Today I was working on the Springleaf Marketing Response data science competition on kaggle and was having a problem loading the training data into memory.
The data itself is almost a thousand features (columns) and about 150k lines. All in all it was about 921 megabytes. A little too big to load into pandas in the raw.
Before I could even start doing any exploratory analysis with the data I needed a way to make some smaller samples that I could quickly load into memory and run some test algorithms and visualizations on.
I decided a good first step to looking at the data would be to randomly sample
lines using the shuf
command (available on linux), which shuffles the
lines of a file.
Before I could shuffle the file, I needed to remove the first line containing the column names. Later, after I shuffle the file, I would then add the column names back on.

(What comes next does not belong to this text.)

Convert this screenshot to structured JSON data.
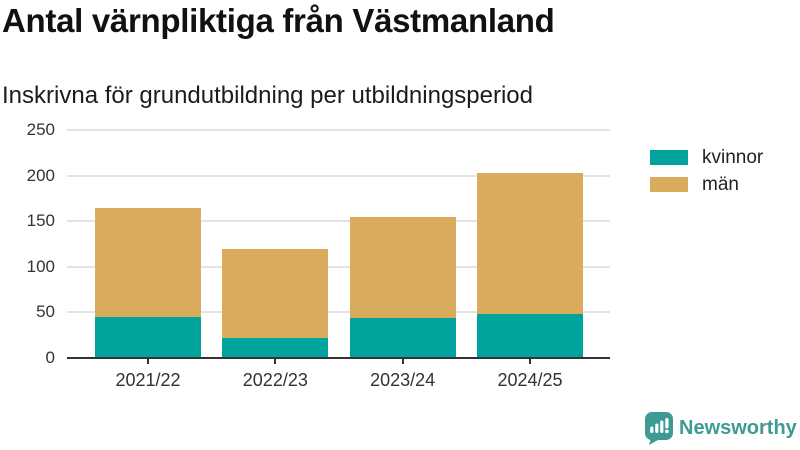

There are a lot of ways to remove the head (a reasonable way would to just use
the tail -n +2
command which outputs everything from the second line
onward) but for fun I decided to do it
using symmetric (set) difference. Symmetric difference is equivalent to the
union minus the intersection, so all elements contained in one set or the other
but not both.
One way we can take the set difference of two files is by sorting both files
and then filtering based on unique
lines. The sorting step is necessary so that
we can use the uniq
command.
Hence, set difference of two files can be achieved using
sort file1 file2 | uniq -u
(The u flag is for displaying only unique lines.)

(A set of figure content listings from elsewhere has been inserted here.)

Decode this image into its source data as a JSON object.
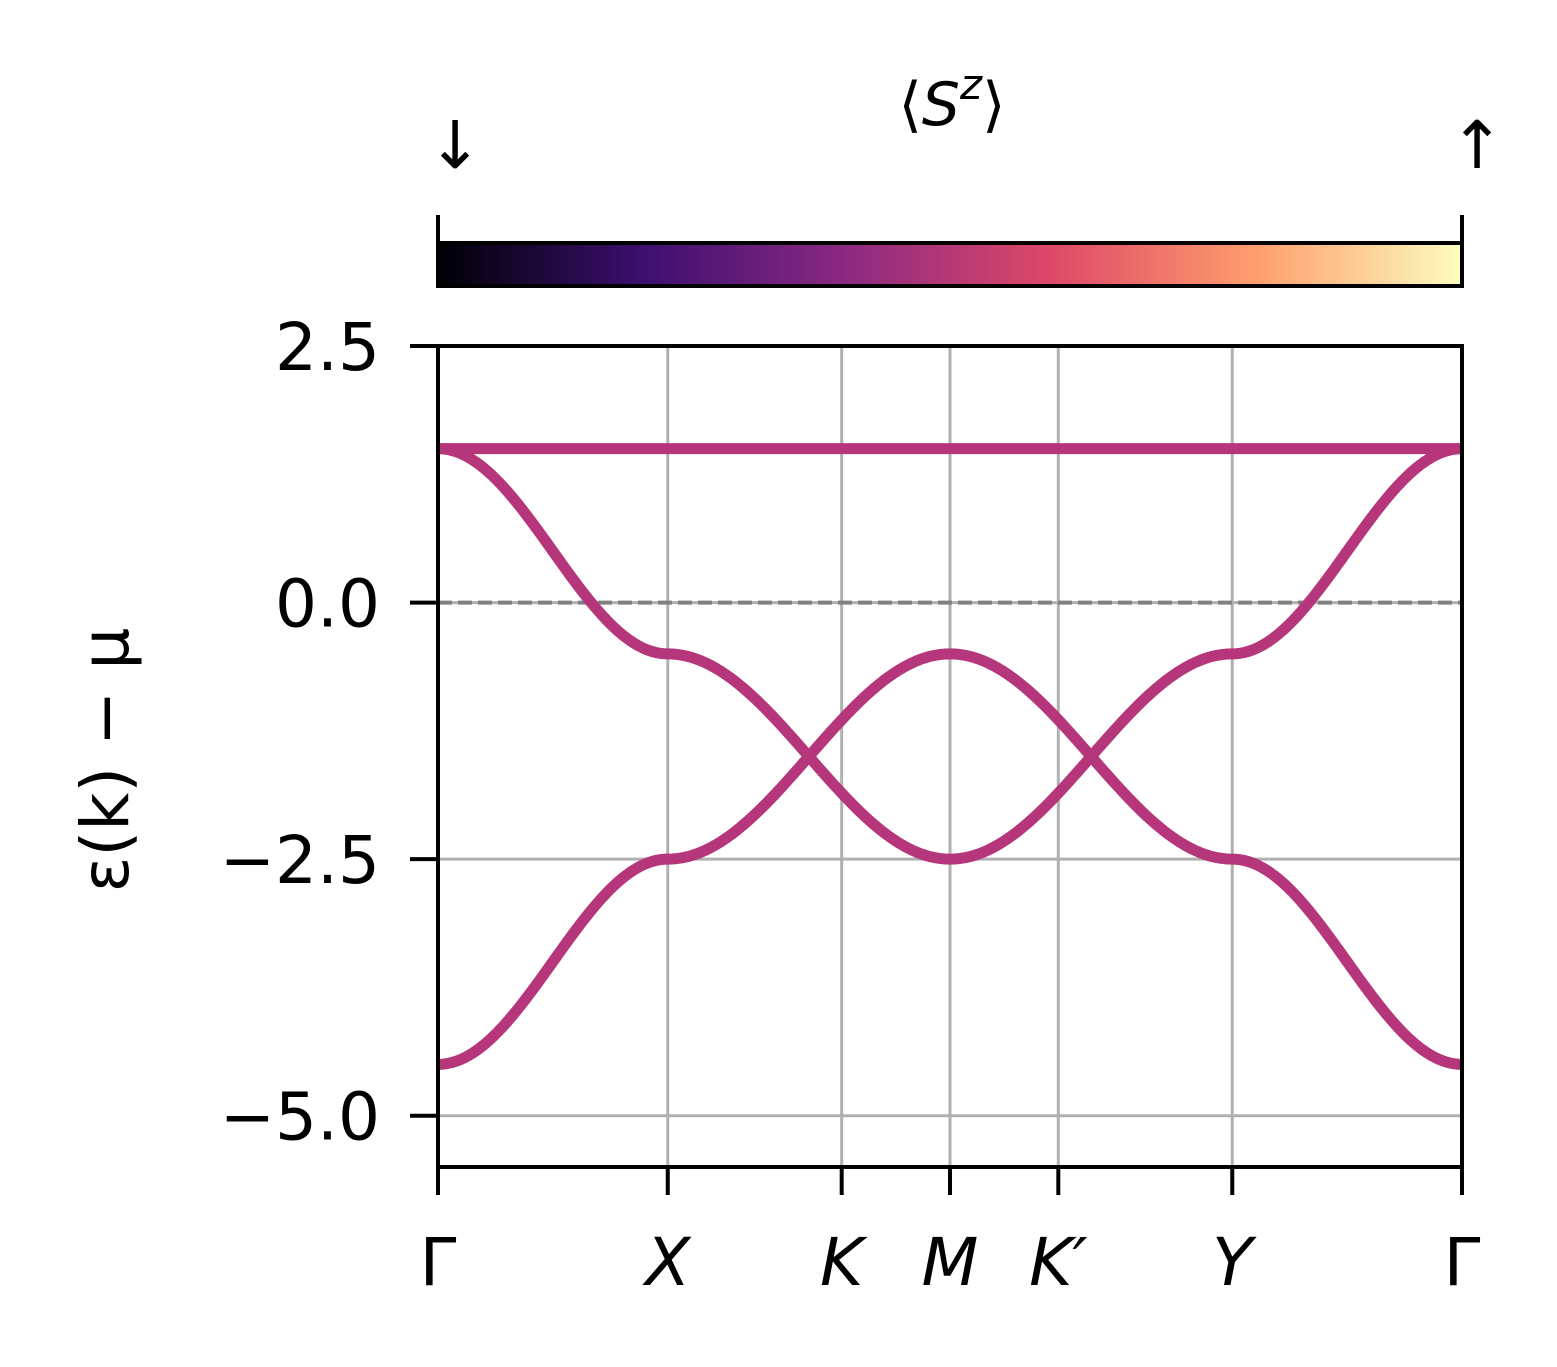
{
  "chart_data": {
    "type": "line",
    "ylabel": "ε(k) − μ",
    "ylim": [
      -5.5,
      2.5
    ],
    "y_ticks": [
      {
        "value": 2.5,
        "label": "2.5"
      },
      {
        "value": 0.0,
        "label": "0.0"
      },
      {
        "value": -2.5,
        "label": "−2.5"
      },
      {
        "value": -5.0,
        "label": "−5.0"
      }
    ],
    "k_points": [
      {
        "pos": 0.0,
        "label": "Γ",
        "italic": false
      },
      {
        "pos": 1.0,
        "label": "X",
        "italic": true
      },
      {
        "pos": 1.7571,
        "label": "K",
        "italic": true
      },
      {
        "pos": 2.2286,
        "label": "M",
        "italic": true
      },
      {
        "pos": 2.7,
        "label": "K′",
        "italic": true
      },
      {
        "pos": 3.4571,
        "label": "Y",
        "italic": true
      },
      {
        "pos": 4.4571,
        "label": "Γ",
        "italic": false
      }
    ],
    "fermi_level": 0.0,
    "grid": true,
    "band_color": "#b5367a",
    "series": [
      {
        "segments": [
          {
            "from": 0.0,
            "to": 1.0,
            "shape": "cos",
            "y0": 1.5,
            "y1": 1.5
          },
          {
            "from": 1.0,
            "to": 4.4571,
            "shape": "cos",
            "y0": 1.5,
            "y1": 1.5
          }
        ]
      },
      {
        "segments": [
          {
            "from": 0.0,
            "to": 1.0,
            "shape": "cos",
            "y0": 1.5,
            "y1": -0.5
          },
          {
            "from": 1.0,
            "to": 2.2286,
            "shape": "cos",
            "y0": -0.5,
            "y1": -2.5
          },
          {
            "from": 2.2286,
            "to": 3.4571,
            "shape": "cos",
            "y0": -2.5,
            "y1": -0.5
          },
          {
            "from": 3.4571,
            "to": 4.4571,
            "shape": "cos",
            "y0": -0.5,
            "y1": 1.5
          }
        ]
      },
      {
        "segments": [
          {
            "from": 0.0,
            "to": 1.0,
            "shape": "cos",
            "y0": -4.5,
            "y1": -2.5
          },
          {
            "from": 1.0,
            "to": 2.2286,
            "shape": "cos",
            "y0": -2.5,
            "y1": -0.5
          },
          {
            "from": 2.2286,
            "to": 3.4571,
            "shape": "cos",
            "y0": -0.5,
            "y1": -2.5
          },
          {
            "from": 3.4571,
            "to": 4.4571,
            "shape": "cos",
            "y0": -2.5,
            "y1": -4.5
          }
        ]
      }
    ],
    "colorbar": {
      "title": "⟨S^z⟩",
      "low_label": "↓",
      "high_label": "↑",
      "colormap": "magma",
      "stops": [
        "#000004",
        "#3b0f70",
        "#8c2981",
        "#de4968",
        "#fe9f6d",
        "#fcfdbf"
      ]
    }
  }
}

Before we can apply this set difference, we still have one more problem; it’s inelegant to make a temporary file of just the first line of the data so we can have two files.
In order to get around making a temp file, I can use parentheses (which generates a sub-shell).
cmd 2 <(cmd 1 file1) file2
means run cmd 2 on file2 and the result of cmd 1 and file1.
So to get the main file stripped of the head we use
sort <(head -1 datafile) datafile | uniq -u | head -n 1000
which translates to “sort the data file and the first line of the data file and then filter out all duplicates (symmetric difference). Finally, take the first 1000 lines of the shuffled data”.
Now I just need to concatenate the column titles with the first thousand lines of the shuffled data. I can do this with another parenthesis subshell.
cat <(cmd1 file1; cmd2 file2)
means “concatenate the result of cmd1 on file1 and the result of cmd2 on file2 (parallel streams)”
Hence, a command for stripping the first line off a dataset, randomly sampling 1000 lines and appending the first line back on is
cat <(head -1 data.csv; sort <(head -1 data.csv) data.csv | uniq -u | shuf| head -n 1000) > raw_short.csv
To confirm that my command did what I wanted I first checked the number of lines
wc -l raw_short.csv
(this should return 1001 lines since we had 1000 lines and we concatenated the head).
Next I checked that the IDs (in column 1) were actually shuffled:
cut -f1 -d"," raw_short.csv | head -n 5
This says “take the first column (f stands for field) deliminated with ‘,’ and display the first five lines”. This makes sense because the original ids were in numeric order.
I then ran this command on my file and it finished in less than three seconds. Not bad!